Contractors certainly have their share of anxieties over Government foibles but one thing they don't have to worry about is the Government restricting pay raises (as long as the raises are reasonable). In fact, in some cases, the Government mandates certain pay raises. A few years back, the President issued an executive order setting a minimum wage for contractor employees working under Government contracts. The minimum wage adjusts every year based on a prescribed formula. It started at $10.10 per hour and is currently $10.35 per hour.
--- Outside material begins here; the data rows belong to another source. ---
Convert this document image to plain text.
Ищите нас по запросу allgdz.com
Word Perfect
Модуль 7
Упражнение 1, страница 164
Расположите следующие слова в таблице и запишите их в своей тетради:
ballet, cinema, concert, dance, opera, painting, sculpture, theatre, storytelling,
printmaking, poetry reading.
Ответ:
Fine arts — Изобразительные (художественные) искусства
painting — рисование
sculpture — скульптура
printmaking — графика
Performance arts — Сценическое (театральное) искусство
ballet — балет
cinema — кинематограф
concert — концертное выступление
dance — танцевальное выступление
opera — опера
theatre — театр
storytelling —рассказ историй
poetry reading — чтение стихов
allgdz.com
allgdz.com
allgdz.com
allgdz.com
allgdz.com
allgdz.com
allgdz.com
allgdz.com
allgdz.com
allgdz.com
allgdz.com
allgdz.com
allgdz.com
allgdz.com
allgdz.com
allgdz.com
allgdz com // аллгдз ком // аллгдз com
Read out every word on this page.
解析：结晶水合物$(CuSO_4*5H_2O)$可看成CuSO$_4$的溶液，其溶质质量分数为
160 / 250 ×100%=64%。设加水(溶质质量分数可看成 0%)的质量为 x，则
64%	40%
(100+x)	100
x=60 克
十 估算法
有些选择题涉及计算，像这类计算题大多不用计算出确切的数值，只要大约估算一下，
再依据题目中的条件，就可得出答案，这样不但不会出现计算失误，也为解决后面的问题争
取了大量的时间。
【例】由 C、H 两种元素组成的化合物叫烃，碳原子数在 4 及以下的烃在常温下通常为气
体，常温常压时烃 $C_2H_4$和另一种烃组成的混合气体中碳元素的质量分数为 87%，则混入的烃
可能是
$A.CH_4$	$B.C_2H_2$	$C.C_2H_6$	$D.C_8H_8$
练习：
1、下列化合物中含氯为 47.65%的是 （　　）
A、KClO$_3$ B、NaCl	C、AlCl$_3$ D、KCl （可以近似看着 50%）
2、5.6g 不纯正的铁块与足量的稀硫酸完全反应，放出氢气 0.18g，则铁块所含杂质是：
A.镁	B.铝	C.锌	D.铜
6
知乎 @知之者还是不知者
Beginning in January 2019, the minimum wage increases to $10.60 per hour (a 2.4 percent increase).

Now we don't know how many contractor employees are affected by this Executive Order. We suspect that in the aggregate, the number of contractor employees earning minimum wages is significant but as a percentage of the contractor workforce, not significant. Employees on contracts covered by Davis-Bacon or the Services Contracting Act are already earning more than minimum wage. It seems most likely that minimum wage personnel are those paid for with non-appropriated funds, such as concessionaires on military bases. In any event, if you are a contractor with minimum wage employees, you will need to factor this pay raise into future budgets.